The Champlain College study graded each state on its high school financial literacy education requirements and half rated from mediocre to abject failure to provide any grounding in personal finance skills. Only a handful rated an A and of those only Utah had a clear plan of accountability and assessment to be sure that students were actually learning, retaining and applying these skills to their own lives, which is the entire point of education in money management to begin with.
CFL’s director John Pelletier explains that effective financial education is not a one shot course in high school or college but rather a cumulative effort that should start early and be integrated into the education system at all levels. Young children can learn that the things they want cost money for instance by taking money out of their piggy banks for that dearly desired toy and placing it in the hand of the cashier themselves, suggests well-known financial expert Dave Ramsey. As they mature and master the early basics, they can begin to learn how to manage a bank account, earn their own money and budget.
Classroom work can give them a grounding in the realities behind borrowing, whether for a car, a house or student loans. Financial education should point out the fallacies and dangers of a lifetime habit of borrowing, credit and credit cards, as opposed to learning patience and delayed gratification skills that make it possible to save up and pay cash for the things they want, even big-ticket items.

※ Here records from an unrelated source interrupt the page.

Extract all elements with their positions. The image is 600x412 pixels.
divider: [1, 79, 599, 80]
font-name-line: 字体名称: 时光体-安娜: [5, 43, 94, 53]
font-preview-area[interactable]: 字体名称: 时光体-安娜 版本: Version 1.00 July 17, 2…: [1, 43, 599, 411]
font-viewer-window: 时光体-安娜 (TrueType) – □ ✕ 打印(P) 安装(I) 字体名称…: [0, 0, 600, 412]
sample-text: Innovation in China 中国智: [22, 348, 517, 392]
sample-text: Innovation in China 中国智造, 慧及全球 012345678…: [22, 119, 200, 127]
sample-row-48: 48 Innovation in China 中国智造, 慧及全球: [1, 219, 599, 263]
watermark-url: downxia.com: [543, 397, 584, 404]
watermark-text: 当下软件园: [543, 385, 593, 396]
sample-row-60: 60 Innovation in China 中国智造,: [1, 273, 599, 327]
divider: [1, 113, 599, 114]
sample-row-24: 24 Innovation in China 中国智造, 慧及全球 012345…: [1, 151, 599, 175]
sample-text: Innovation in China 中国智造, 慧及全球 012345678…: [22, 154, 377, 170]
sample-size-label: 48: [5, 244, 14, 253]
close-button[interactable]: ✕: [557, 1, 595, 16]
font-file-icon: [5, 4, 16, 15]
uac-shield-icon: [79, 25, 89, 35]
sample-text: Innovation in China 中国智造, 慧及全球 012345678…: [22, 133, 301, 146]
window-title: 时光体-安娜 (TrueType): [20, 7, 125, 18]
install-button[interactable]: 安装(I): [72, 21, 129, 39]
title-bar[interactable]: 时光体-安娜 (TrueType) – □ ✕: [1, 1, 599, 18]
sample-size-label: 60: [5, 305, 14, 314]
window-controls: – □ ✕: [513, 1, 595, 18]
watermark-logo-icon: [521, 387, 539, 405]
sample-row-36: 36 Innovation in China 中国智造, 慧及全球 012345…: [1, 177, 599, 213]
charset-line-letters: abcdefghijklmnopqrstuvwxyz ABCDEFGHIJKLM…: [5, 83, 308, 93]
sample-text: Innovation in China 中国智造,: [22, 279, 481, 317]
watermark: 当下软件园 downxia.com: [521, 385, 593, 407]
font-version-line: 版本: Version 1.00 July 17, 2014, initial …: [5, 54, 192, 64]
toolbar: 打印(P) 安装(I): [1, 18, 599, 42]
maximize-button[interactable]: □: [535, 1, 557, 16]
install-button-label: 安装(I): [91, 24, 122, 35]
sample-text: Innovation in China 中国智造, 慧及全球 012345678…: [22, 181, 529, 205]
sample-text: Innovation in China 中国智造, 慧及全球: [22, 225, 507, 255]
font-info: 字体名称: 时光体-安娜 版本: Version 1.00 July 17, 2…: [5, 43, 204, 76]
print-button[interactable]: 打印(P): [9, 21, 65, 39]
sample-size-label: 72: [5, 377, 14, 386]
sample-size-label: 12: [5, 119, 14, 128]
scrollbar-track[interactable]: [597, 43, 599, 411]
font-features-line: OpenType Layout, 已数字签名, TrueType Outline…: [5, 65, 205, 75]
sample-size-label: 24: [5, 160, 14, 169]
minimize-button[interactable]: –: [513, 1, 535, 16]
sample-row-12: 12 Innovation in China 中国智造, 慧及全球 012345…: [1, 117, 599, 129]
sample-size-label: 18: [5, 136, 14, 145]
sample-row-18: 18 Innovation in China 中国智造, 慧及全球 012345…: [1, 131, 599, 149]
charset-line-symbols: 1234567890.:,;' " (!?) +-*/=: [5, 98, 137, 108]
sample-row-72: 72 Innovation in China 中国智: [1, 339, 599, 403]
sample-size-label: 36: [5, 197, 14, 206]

They can also run some calculations and see how a little saving and investing over a lifetime can reap big benefits to provide for retirement. It teaches them to think and plan ahead so that they do not dig themselves into a financial hole or come to retirement with nothing to retire on. The earlier children and teens learn the realities of how money works, the sooner they can start planning to “tell their money where to go instead of wondering where it went,” as Ramsey likes to say.
The important thing is to lay a strong foundation in personal finance know-how so they can build on it for the future and be successful, rather than faltering at the gate. Philly.com reports that Principal John Chargois of Union High School in Tulsa, OK and business teacher Sandra Deiseroth from Horseheads, N.Y. both endorse the FoolProof financial education program as a rigorous and standards-based program that meets the requirements of Common Core. Dave Ramsey offers Foundations in Personal Finance as a comprehensive way of instilling the necessary financial skills in young people so that they thrive in the adult world and avoid the pitfalls that get so many into trouble.
No matter which curriculum is used, the bottom line is that parents and schools need to work together to strengthen and build up the personal finance savvy of teens before they are launched into independence. To send them out without a plan is dooming them to fail unnecessarily and repeat the mistakes they have seen others make because it seems like “the thing to do.” No one wants the heartache that comes at the end of that road and the best way to up the odds of a lifetime habit of successful financial management is to weave a correct understanding of money and how it works into their worldview from the beginning.